Chi viola queste regole rischia multe salate e, nei casi più gravi, denunce penali per messa in pericolo della sicurezza del traffico aereo.
Perché un drone vicino a un aeroporto è pericoloso
Un drone di un chilo può sembrare innocuo, ma a 250 km/h — la velocità di un aereo in decollo — diventa un proiettile capace di provocare gravi danni.
Ecco i principali rischi:
1. Collisione fisica
Un impatto con un motore o con il parabrezza può avere conseguenze simili a quelle di un bird strike, ma con esiti peggiori: un drone è fatto di plastica dura, metallo e batterie al litio, materiali che possono distruggere un motore a reazione.
2. Interferenze e malfunzionamenti
Alcuni modelli usano frequenze radio o GPS che possono interferire con i sistemi di bordo o di comunicazione degli aerei.
3. Chiusura delle piste
Basta un solo avvistamento per bloccare tutti i decolli e gli atterraggi.
Quando succede, gli aerei vengono dirottati, i passeggeri restano a terra e le perdite economiche possono superare le centinaia di migliaia di euro all’ora.
Nel 2018, l’aeroporto di Gatwick a Londra fu costretto a fermarsi per più di 30 ore a causa di un drone non identificato.
Come si cerca di prevenire gli incidenti
Molti aeroporti europei stanno investendo in sistemi anti-drone: radar dedicati, sensori ottici e tecnologie di “geofencing” che impediscono ai droni di decollare vicino a zone vietate.
Anche i produttori, come DJI o Parrot, integrano nei software dei droni dei limiti automatici di quota e distanza dagli aeroporti.
Le forze dell’ordine, intanto, collaborano con le autorità dell’aviazione civile per individuare e sanzionare i voli illegali, anche grazie a sistemi di tracciamento remoto (Remote ID).
L’Agenzia Nazionale per la Sicurezza del Volo
In Italia, il monitoraggio delle violazioni e degli incidenti che coinvolgono i droni è affidato all’Agenzia Nazionale per la Sicurezza del Volo (ANSV). Lo ha ricordato il Generale Antonino Faruoli durante il suo intervento alla conferenza Rome Drone.
Il Generale, appartenente all’Aeronautica Militare e in servizio presso l’Agenzia come investigatore di incidenti di volo, ha illustrato l’andamento degli eventi registrati nel 2025, basandosi sui dati dell’ANSV e sul sistema europeo ECCAIRS (European Co-ordination Centre for Accident and Incident Reporting Systems).
I numeri, ha spiegato, restano al momento contenuti: dall’inizio dell’anno si sono verificati soltanto due incidenti e sei “serious incidents”, ossia eventi che hanno sfiorato l’esito di un vero e proprio incidente.

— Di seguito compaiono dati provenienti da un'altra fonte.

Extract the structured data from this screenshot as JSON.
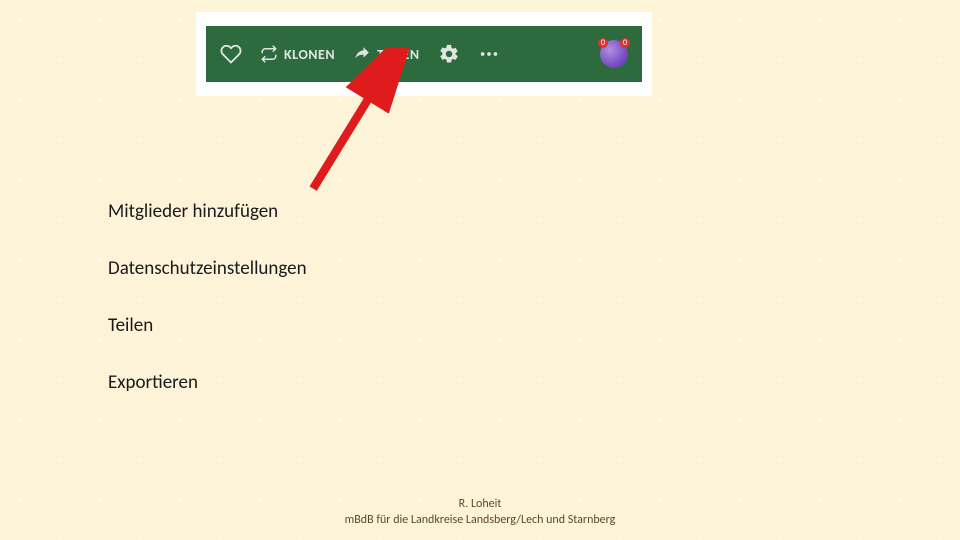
{
  "toolbar": {
    "clone_label": "KLONEN",
    "share_label": "TEILEN"
  },
  "menu": {
    "items": [
      "Mitglieder hinzufügen",
      "Datenschutzeinstellungen",
      "Teilen",
      "Exportieren"
    ]
  },
  "footer": {
    "line1": "R. Loheit",
    "line2": "mBdB für die Landkreise Landsberg/Lech und Starnberg"
  }
}
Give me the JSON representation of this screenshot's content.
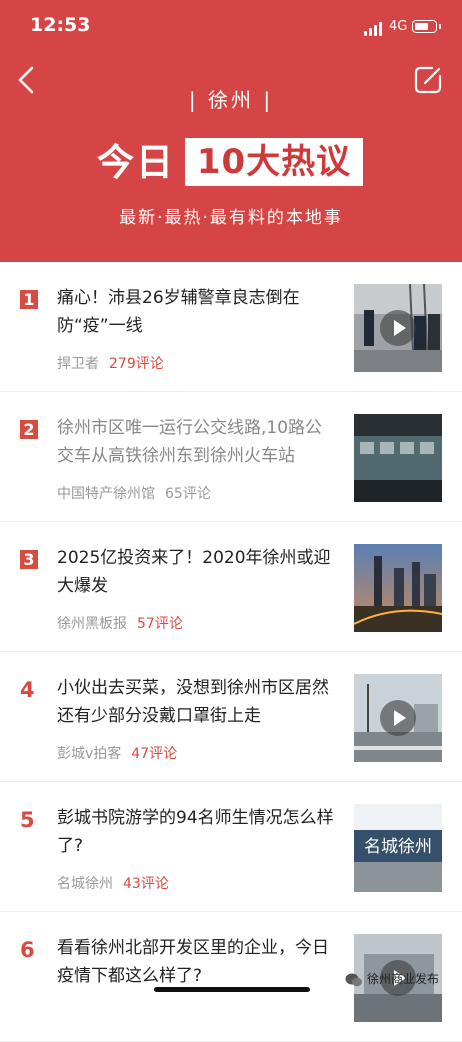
{
  "status_bar": {
    "time": "12:53",
    "network": "4G",
    "battery_level": 0.7
  },
  "header": {
    "city": "| 徐州 |",
    "title_prefix": "今日",
    "title_box": "10大热议",
    "subtitle": "最新·最热·最有料的本地事"
  },
  "items": [
    {
      "rank": "1",
      "rank_style": "boxed",
      "title": "痛心！沛县26岁辅警章良志倒在防“疫”一线",
      "source": "捍卫者",
      "comments": "279评论",
      "has_play": true,
      "read": false
    },
    {
      "rank": "2",
      "rank_style": "boxed",
      "title": "徐州市区唯一运行公交线路,10路公交车从高铁徐州东到徐州火车站",
      "source": "中国特产徐州馆",
      "comments": "65评论",
      "has_play": false,
      "read": true
    },
    {
      "rank": "3",
      "rank_style": "boxed",
      "title": "2025亿投资来了！2020年徐州或迎大爆发",
      "source": "徐州黑板报",
      "comments": "57评论",
      "has_play": false,
      "read": false
    },
    {
      "rank": "4",
      "rank_style": "plain",
      "title": "小伙出去买菜，没想到徐州市区居然还有少部分没戴口罩街上走",
      "source": "彭城v拍客",
      "comments": "47评论",
      "has_play": true,
      "read": false
    },
    {
      "rank": "5",
      "rank_style": "plain",
      "title": "彭城书院游学的94名师生情况怎么样了?",
      "source": "名城徐州",
      "comments": "43评论",
      "has_play": false,
      "read": false
    },
    {
      "rank": "6",
      "rank_style": "plain",
      "title": "看看徐州北部开发区里的企业，今日疫情下都这么样了?",
      "source": "",
      "comments": "",
      "has_play": true,
      "read": false
    }
  ],
  "thumb_text_5": "名城徐州",
  "watermark": "徐州商业发布",
  "colors": {
    "header": "#d64545",
    "accent": "#d84b41"
  }
}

Tuttavia, si registra un aumento delle segnalazioni di avvistamento di droni in aree sensibili: da gennaio a oggi sono 32 i casi riportati, in gran parte da operatori aeroportuali e servizi di elisoccorso.
Siamo dunque ancora lontani dai livelli del 2024, anno in cui le segnalazioni complessive erano state 63, ma la tendenza è in crescita. Come sottolinea il Generale Faruoli, i dati attualmente disponibili non riflettono l’intero fenomeno, poiché esiste una quota significativa di eventi non segnalati — il cosiddetto sommerso — che comprende incidenti minori, violazioni, errori o omissioni.
Un fenomeno che, pur ancora poco visibile nelle statistiche ufficiali, è estremamente rilevante e preoccupante, soprattutto per le potenziali conseguenze che un uso improprio dei mezzi UAS può avere sulla sicurezza dello spazio aereo e delle persone
Un volo responsabile è un volo sicuro
Volare con un drone è un’attività affascinante, ma richiede consapevolezza e rispetto delle regole. Lo spazio aereo è condiviso e ogni errore può avere conseguenze molto più gravi di quanto sembri.
Controllare sempre le mappe d-flight prima di decollare e tenersi lontani dagli aeroporti non è solo un obbligo di legge: è un gesto di responsabilità verso chi vola, lavora o semplicemente si trova sotto quel cielo.